Vaccinium formosum, with common names highbush blueberry, southern blueberry, southern highbush blueberry, and swamp highbush blueberry, is a species of blueberry native to the Southeastern United States.

== Description ==
Vaccinium formosum is a deciduous shrub that grows to approximately 4-4.5 m tall. The plant has green stems that turn into woody growth as the stems age. The leaves are ovaloid, green, and about 2.5-7.5 cm long.

The flowers are whitish-pink and bell-shaped. The fruit is a dark blue berry with a glaucous bloom on one end.
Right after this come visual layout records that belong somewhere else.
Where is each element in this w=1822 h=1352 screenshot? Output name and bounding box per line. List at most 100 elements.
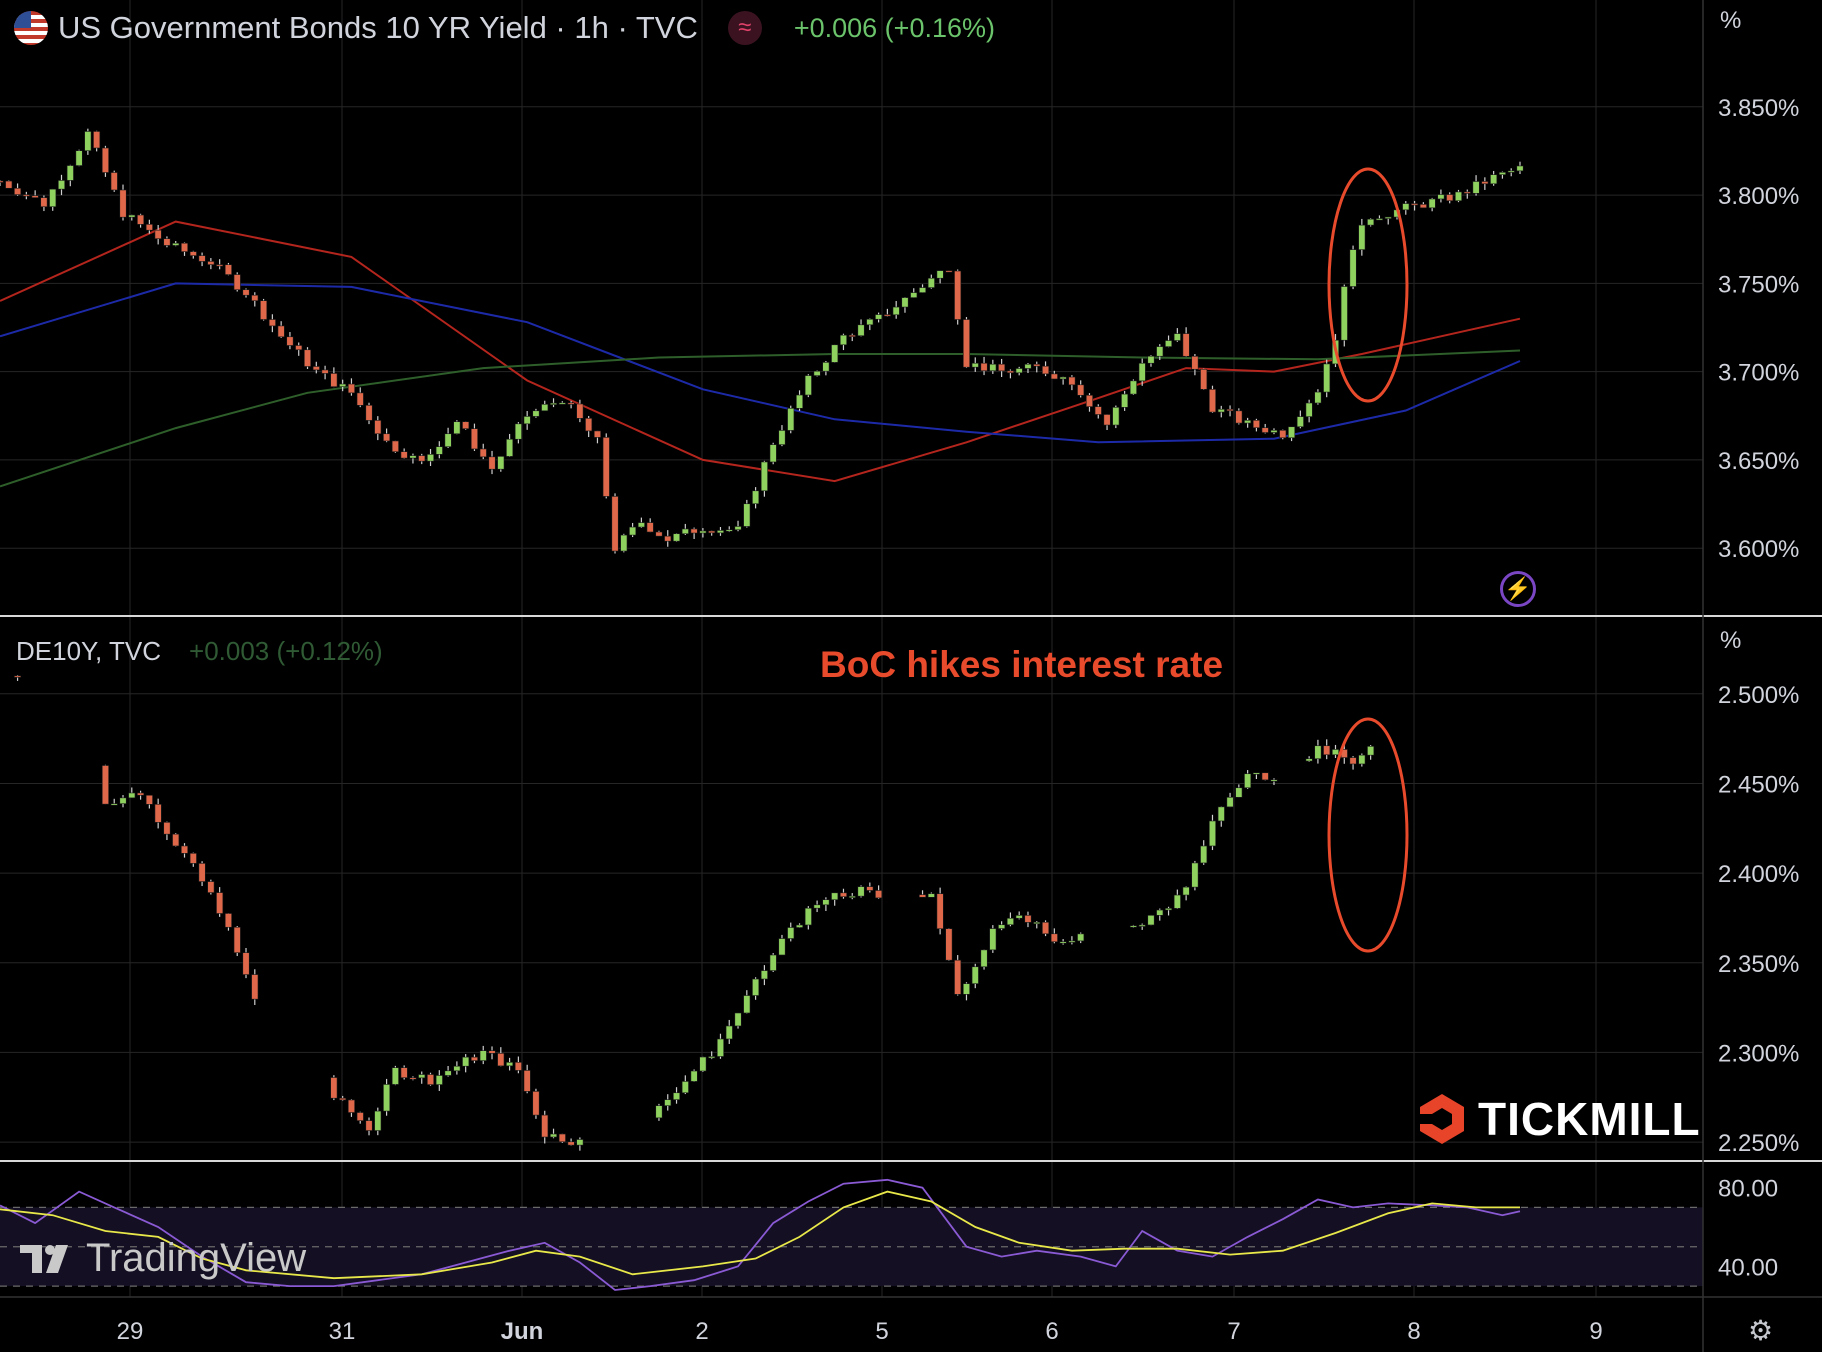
candle-body — [154, 229, 162, 239]
candle-body — [1270, 779, 1278, 782]
candle-body — [664, 535, 672, 542]
candle-body — [681, 1081, 689, 1094]
candle-body — [1182, 333, 1190, 357]
candle-body — [330, 373, 338, 387]
candle-body — [1226, 796, 1234, 808]
candle-body — [304, 349, 312, 367]
candle-body — [154, 804, 162, 823]
candle-body — [655, 531, 663, 537]
candle-body — [181, 242, 189, 252]
candle-body — [831, 892, 839, 901]
candle-body — [532, 1091, 540, 1116]
candle-body — [470, 428, 478, 450]
candle-body — [910, 292, 918, 298]
lightning-icon[interactable]: ⚡ — [1500, 571, 1536, 607]
candle-body — [927, 893, 935, 898]
candle-body — [804, 907, 812, 926]
candle-body — [787, 927, 795, 939]
symbol-title[interactable]: US Government Bonds 10 YR Yield · 1h · T… — [58, 10, 698, 45]
candle-body — [1349, 249, 1357, 287]
candle-body — [1358, 224, 1366, 250]
candle-body — [927, 277, 935, 288]
candle-body — [497, 456, 505, 470]
candle-body — [128, 214, 136, 218]
candle-body — [743, 503, 751, 527]
tickmill-mark-icon — [1418, 1094, 1464, 1144]
de10y-title[interactable]: DE10Y, TVC — [16, 636, 162, 666]
candle-body — [1165, 340, 1173, 347]
candle-body — [848, 895, 856, 898]
candle-body — [5, 180, 13, 189]
candle-body — [101, 765, 109, 805]
candle-body — [224, 913, 232, 928]
candle-body — [497, 1053, 505, 1067]
wave-icon[interactable]: ≈ — [727, 11, 762, 45]
candle-body — [1112, 407, 1120, 426]
candle-body — [945, 270, 953, 273]
candle-body — [145, 224, 153, 231]
candle-body — [708, 1056, 716, 1059]
candle-body — [1314, 745, 1322, 760]
candle-body — [778, 938, 786, 956]
candle-body — [110, 172, 118, 191]
candle-body — [409, 455, 417, 459]
candle-body — [365, 1120, 373, 1131]
candle-body — [769, 444, 777, 463]
candle-body — [1208, 820, 1216, 847]
candle-body — [901, 297, 909, 308]
candle-body — [550, 1133, 558, 1138]
main-header: US Government Bonds 10 YR Yield · 1h · T… — [14, 10, 995, 46]
candle-body — [198, 255, 206, 262]
rsi-tick-label: 40.00 — [1718, 1254, 1778, 1281]
candle-body — [356, 392, 364, 406]
candle-body — [875, 890, 883, 899]
candle-body — [409, 1077, 417, 1080]
y-tick-label: 2.350% — [1718, 951, 1799, 978]
candle-body — [813, 904, 821, 909]
candle-body — [1244, 773, 1252, 789]
candle-body — [1182, 886, 1190, 896]
candle-body — [541, 403, 549, 412]
candle-body — [172, 833, 180, 847]
candle-body — [14, 675, 22, 678]
candle-body — [251, 974, 259, 1000]
candle-body — [260, 300, 268, 320]
candle-body — [919, 894, 927, 898]
candle-body — [1437, 194, 1445, 200]
candle-body — [936, 893, 944, 930]
candle-body — [813, 370, 821, 376]
candle-body — [506, 438, 514, 457]
candle-body — [40, 197, 48, 208]
candle-body — [1173, 333, 1181, 341]
settings-icon[interactable]: ⚙ — [1748, 1315, 1774, 1346]
candle-body — [1042, 921, 1050, 935]
candle-body — [1498, 172, 1506, 175]
candle-body — [145, 794, 153, 805]
candle-body — [1068, 940, 1076, 943]
candle-body — [576, 1139, 584, 1146]
candle-body — [1516, 165, 1524, 172]
candle-body — [242, 952, 250, 975]
candle-body — [1147, 355, 1155, 364]
candle-body — [444, 433, 452, 447]
candle-body — [866, 318, 874, 326]
candle-body — [857, 324, 865, 337]
candle-body — [1296, 416, 1304, 428]
candle-body — [1507, 170, 1515, 173]
candle-body — [1085, 394, 1093, 407]
candle-body — [558, 1133, 566, 1143]
candle-body — [752, 978, 760, 996]
candle-body — [453, 1065, 461, 1072]
candle-body — [725, 529, 733, 532]
candle-body — [391, 1067, 399, 1085]
candle-body — [822, 899, 830, 906]
candle-body — [523, 416, 531, 425]
candle-body — [119, 189, 127, 218]
candle-body — [1068, 376, 1076, 386]
candle-body — [1323, 745, 1331, 756]
candle-body — [804, 375, 812, 396]
de10y-header: DE10Y, TVC +0.003 (+0.12%) — [16, 636, 383, 667]
candle-body — [22, 194, 30, 197]
candle-body — [989, 928, 997, 951]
== Distribution and habitat ==
Vaccinium formosum is native to the Southeastern United States. It has been found in Alabama, Florida, Georgia, South Carolina, North Carolina, Virginia, Washington, D.C., Maryland, Delaware, and New York. It grows in a variety of habitats including bogs, pine barrens, mires, ravines and mountain summits.

== Cultivation ==
The plant's primary habitats are in marshes, wetlands, and loamy/sandy soils. It prefers low pH, acidic soils and will not fruit or grow well in basic conditions. The ideal conditions for this plant are in full sun; it can handle partial-sun though it may fruit less. The harvest season of the edible fruit of the Vaccinium formosum is primarily late spring/summer.

== Uses ==
The berries are edible in both raw and cooked forms.